While magisteriums continue to insist that the Jesus story has nothing to do with politics, peasants in Brazil, Paraguay, and El Salvador are thrown into jail on charges of subversive activity–for the crime of meeting to study the gospel. This is the true struggle over “biblical authority” today.
But here in the metropolis a shift is occurring as well. Until recently, for example, American fundamentalism insisted that religion had nothing to do with politics. However, the recent politicization of the Christian right in the USA under the banner of Reaganism has changed the landscape drastically. Behind the leadership of such figures as Jerry Falwell and Pat Robertson, Christian groups that were once staunch privatists now militantly insist that faith does indeed have everything to do with public life, and are busily organizing military aid to anticommunist guerrillas, picketing abortion clinics, and stumping for increased military spending. It may well be that the new ideological synthesis they offer is protofascist, with disturbing parallels to the agenda of the religious right at the time of the rise of the Third Reich, as R. Pierard and R. Linder have argued. But the fact remains that the whole nature of the debate has changed: we need no longer belabor whether the Bible calls us to political practice–only what kind of practice. The churches, in my opinion, should welcome this renewed ideological struggle over how the Bible is politically interpreted and used.

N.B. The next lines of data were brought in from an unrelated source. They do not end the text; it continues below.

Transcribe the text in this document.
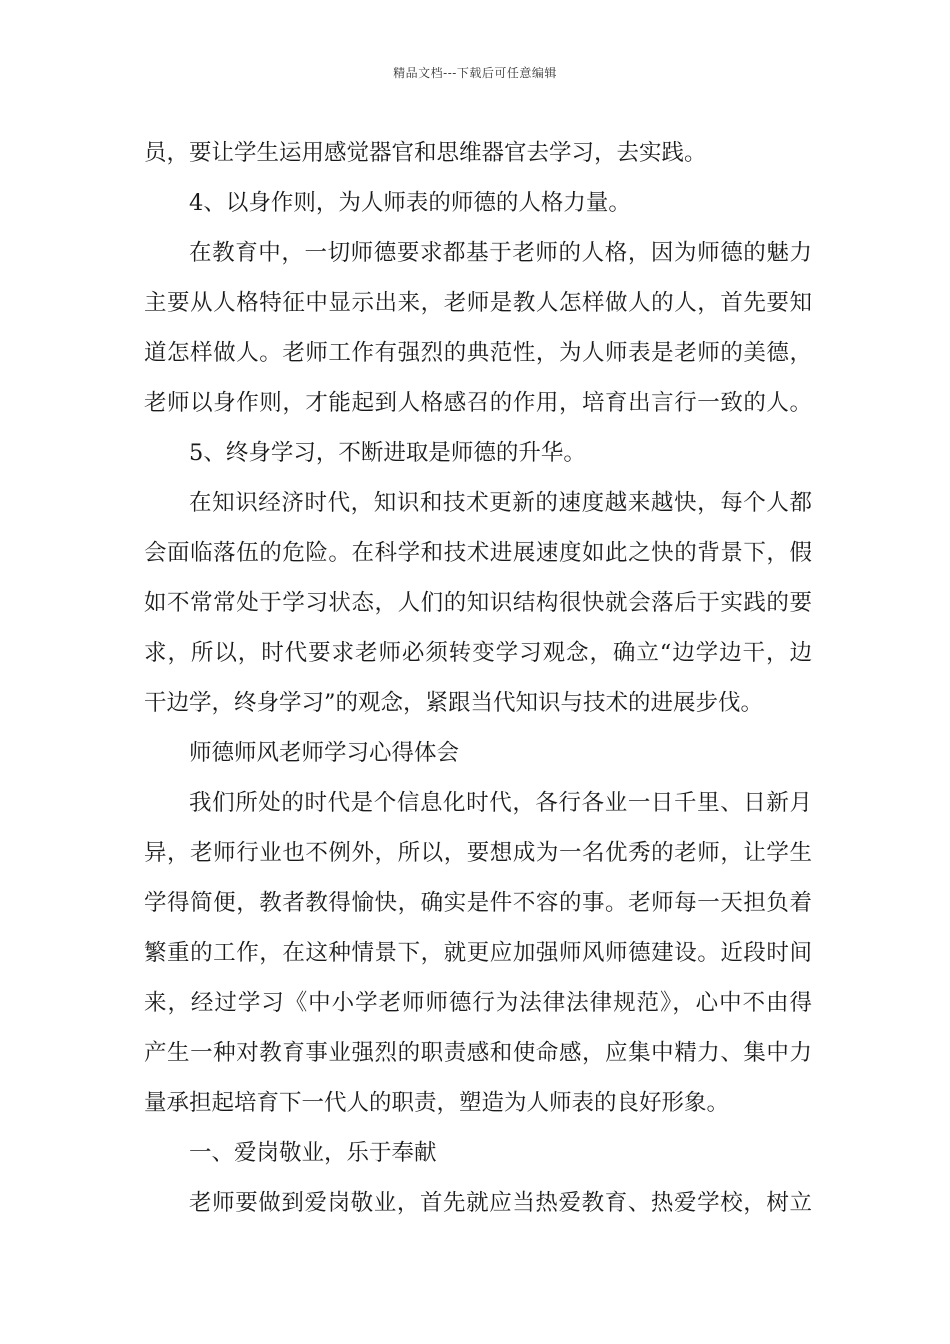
精品文档---下载后可任意编辑
员，要让学生运用感觉器官和思维器官去学习，去实践。
4、以身作则，为人师表的师德的人格力量。
在教育中，一切师德要求都基于老师的人格，因为师德的魅力
主要从人格特征中显示出来，老师是教人怎样做人的人，首先要知
道怎样做人。老师工作有强烈的典范性，为人师表是老师的美德，
老师以身作则，才能起到人格感召的作用，培育出言行一致的人。
5、终身学习，不断进取是师德的升华。
在知识经济时代，知识和技术更新的速度越来越快，每个人都
会面临落伍的危险。在科学和技术进展速度如此之快的背景下，假
如不常常处于学习状态，人们的知识结构很快就会落后于实践的要
求，所以，时代要求老师必须转变学习观念，确立“边学边干，边
干边学，终身学习”的观念，紧跟当代知识与技术的进展步伐。
师德师风老师学习心得体会
我们所处的时代是个信息化时代，各行各业一日千里、日新月
异，老师行业也不例外，所以，要想成为一名优秀的老师，让学生
学得简便，教者教得愉快，确实是件不容的事。老师每一天担负着
繁重的工作，在这种情景下，就更应加强师风师德建设。近段时间
来，经过学习《中小学老师师德行为法律法律规范》，心中不由得
产生一种对教育事业强烈的职责感和使命感，应集中精力、集中力
量承担起培育下一代人的职责，塑造为人师表的良好形象。
一、爱岗敬业，乐于奉献
老师要做到爱岗敬业，首先就应当热爱教育、热爱学校，树立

This commentary enters that debate from an unabashedly partisan stance. But to speak of a partisan reading is not to endorse attempts to consciously manipulate and control the text through previously established assumptions, and a truly “critical” reading should ever be aware of this danger. The hermeneutic circle simply makes it incumbent upon interpreters to state preconceptions and concerns openly, where they can be seen and critiqued–not only by other interpreters, but by the Gospel itself. For it must be kept in mind that Mark’s story overtly solicits commitment from the reader. We are bound therefore to use reading strategies appropriate to this text’s intention; to suppress its profoundly partial character amounts to the worst betrayal of all.